Bessie Rodriguez, the grieving mother whose fight for justice after her 12-year-old son Santos was killed by a Dallas cop in 1973 continued for decades, has died at 80. Family attorney Mike Laux confirmed her death Wednesday after a battle with several health issues, reports The Dallas Morning News.
Rodriguez's passing comes on the heels of a Dallas City Council decision that rejected renaming a street after her late son Santos. The proposal, intended to honor a boy whose life was taken so traumatically, was met with concerns over location and the lack of support by area residents. Santos, alongside his brother, was pulled from his bed and wrongfully accused of a petty theft that neither committed. An interrogation by then-officer Darrell Cain, one involving the barbaric game of Russian roulette, ended in tragedy: Santos was shot in the head while handcuffed, per KERA News.
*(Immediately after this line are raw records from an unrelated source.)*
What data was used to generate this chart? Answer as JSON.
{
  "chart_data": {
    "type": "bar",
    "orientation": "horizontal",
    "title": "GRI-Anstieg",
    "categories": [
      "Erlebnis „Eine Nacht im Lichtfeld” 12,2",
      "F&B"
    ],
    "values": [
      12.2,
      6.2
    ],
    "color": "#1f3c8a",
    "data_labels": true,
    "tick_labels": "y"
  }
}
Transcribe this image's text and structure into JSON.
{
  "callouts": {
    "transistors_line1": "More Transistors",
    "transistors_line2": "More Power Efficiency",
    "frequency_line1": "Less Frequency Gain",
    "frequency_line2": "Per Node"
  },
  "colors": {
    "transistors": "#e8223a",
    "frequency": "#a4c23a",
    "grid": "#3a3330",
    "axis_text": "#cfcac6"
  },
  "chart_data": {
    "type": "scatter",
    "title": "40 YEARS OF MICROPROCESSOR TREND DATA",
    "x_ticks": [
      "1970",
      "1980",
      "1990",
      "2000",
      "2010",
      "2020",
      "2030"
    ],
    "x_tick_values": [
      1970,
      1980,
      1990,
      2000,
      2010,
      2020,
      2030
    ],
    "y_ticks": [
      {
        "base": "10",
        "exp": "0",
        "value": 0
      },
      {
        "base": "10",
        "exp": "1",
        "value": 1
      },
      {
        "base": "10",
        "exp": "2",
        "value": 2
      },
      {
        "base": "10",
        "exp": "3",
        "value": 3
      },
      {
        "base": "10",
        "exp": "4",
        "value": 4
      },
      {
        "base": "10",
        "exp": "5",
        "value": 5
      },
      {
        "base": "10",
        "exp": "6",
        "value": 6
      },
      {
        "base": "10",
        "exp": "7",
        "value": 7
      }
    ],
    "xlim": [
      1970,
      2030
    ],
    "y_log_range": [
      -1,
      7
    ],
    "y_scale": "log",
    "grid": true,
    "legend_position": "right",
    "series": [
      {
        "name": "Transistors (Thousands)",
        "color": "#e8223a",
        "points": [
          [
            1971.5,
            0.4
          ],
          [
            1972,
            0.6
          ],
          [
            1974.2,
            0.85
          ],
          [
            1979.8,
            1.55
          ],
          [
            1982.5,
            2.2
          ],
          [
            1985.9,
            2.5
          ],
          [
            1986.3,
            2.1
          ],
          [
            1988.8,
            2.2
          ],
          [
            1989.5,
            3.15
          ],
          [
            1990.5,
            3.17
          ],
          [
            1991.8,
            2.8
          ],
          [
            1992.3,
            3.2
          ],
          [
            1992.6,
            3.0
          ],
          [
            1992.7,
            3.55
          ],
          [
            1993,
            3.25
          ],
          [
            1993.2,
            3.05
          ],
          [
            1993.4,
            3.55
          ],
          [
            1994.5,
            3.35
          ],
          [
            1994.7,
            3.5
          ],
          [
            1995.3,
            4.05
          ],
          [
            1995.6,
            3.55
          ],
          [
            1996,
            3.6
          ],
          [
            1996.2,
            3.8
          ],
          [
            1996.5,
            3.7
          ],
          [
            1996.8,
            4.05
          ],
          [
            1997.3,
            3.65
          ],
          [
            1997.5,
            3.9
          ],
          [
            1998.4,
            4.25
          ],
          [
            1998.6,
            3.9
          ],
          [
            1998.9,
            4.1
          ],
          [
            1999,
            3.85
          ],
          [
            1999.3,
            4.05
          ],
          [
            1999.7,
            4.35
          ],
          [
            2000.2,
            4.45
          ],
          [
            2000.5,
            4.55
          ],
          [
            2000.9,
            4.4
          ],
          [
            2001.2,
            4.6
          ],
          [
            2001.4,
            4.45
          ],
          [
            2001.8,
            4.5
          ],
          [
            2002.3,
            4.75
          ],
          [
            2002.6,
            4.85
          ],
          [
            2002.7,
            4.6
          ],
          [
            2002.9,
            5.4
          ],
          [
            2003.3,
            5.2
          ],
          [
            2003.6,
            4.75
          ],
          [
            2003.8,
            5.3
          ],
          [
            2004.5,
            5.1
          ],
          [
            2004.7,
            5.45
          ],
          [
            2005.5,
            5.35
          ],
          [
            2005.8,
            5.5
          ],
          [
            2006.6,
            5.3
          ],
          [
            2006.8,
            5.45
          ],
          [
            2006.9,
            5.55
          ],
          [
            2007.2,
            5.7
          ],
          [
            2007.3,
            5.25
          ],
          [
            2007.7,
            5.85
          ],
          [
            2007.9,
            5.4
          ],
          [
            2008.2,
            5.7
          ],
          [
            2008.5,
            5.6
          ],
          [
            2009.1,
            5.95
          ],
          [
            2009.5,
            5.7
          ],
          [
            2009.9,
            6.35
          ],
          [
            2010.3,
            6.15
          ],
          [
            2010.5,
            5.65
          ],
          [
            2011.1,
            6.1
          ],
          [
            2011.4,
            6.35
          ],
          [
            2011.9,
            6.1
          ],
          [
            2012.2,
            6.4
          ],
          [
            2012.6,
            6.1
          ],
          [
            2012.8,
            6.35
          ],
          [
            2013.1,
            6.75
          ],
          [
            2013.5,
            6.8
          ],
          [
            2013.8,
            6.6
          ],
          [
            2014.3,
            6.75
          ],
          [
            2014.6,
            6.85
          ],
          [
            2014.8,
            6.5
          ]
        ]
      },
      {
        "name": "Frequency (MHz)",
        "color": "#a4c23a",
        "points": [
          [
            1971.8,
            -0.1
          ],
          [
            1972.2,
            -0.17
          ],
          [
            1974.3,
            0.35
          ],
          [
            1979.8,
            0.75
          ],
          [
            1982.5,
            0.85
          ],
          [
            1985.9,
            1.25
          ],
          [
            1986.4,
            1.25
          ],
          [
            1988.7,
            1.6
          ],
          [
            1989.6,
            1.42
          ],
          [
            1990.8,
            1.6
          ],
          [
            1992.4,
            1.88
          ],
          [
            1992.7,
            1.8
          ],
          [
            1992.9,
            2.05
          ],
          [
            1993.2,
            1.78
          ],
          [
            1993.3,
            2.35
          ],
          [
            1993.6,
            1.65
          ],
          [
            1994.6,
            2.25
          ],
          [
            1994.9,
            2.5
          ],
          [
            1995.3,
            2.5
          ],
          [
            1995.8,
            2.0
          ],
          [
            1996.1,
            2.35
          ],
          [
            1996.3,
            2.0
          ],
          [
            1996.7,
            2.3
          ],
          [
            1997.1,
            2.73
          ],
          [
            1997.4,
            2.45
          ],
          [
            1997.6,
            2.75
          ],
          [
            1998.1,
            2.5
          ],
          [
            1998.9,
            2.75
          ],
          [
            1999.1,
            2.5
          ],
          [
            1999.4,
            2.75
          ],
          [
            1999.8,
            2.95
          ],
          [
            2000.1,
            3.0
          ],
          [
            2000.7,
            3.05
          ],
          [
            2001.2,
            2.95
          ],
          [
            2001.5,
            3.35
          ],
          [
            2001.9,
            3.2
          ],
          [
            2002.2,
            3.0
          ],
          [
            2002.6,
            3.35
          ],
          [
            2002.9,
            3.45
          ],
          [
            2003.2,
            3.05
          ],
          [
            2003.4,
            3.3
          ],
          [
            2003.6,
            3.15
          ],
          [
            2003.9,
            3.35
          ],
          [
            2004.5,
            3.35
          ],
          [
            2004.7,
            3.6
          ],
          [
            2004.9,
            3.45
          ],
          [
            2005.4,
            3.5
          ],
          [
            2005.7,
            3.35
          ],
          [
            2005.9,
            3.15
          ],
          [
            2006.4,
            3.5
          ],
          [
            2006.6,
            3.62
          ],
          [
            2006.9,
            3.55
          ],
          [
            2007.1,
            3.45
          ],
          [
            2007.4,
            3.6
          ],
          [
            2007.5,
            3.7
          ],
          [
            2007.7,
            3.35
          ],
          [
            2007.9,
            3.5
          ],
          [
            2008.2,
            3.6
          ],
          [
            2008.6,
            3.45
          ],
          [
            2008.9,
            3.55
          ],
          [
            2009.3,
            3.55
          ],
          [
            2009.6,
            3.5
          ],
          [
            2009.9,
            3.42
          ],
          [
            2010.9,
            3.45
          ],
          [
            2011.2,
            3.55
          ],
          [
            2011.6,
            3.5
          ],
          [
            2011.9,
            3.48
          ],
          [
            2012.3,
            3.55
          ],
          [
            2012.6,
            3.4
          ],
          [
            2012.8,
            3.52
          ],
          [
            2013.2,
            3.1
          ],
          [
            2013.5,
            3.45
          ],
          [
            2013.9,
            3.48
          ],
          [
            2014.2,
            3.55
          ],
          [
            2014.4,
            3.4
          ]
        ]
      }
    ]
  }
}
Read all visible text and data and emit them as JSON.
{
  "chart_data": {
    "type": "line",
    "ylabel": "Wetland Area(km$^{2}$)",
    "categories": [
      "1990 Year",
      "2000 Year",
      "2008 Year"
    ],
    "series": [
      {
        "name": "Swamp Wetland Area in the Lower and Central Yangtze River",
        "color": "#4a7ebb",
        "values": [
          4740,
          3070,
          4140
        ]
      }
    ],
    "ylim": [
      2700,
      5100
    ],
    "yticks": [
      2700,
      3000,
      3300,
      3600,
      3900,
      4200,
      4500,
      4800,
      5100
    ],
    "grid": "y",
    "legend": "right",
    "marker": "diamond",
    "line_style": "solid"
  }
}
The injustice of Santos' death was a catalyst for change in Dallas, driving the Mexican-American community to demand representation and reform. Cain was convicted of murder with malice and served just over half of his five-year sentence. Despite the officer's conviction, Bessie Rodriguez's determination for justice was unwavering, even as a civil suit seeking damages fell short and the city remained silent without an apology for so many years, as detailed by The Dallas Morning News.
It wasn't until four decades later that the city of Dallas and its police department finally extended a formal apology to the Rodriguez family. This moment of contrition was captured poignantly by Dallas police Chief Eddie Garcia, who, at a ceremony, declared, "I will not allow our department to forget. In order to improve, we must learn from the dark moments of our past," according to WFAA.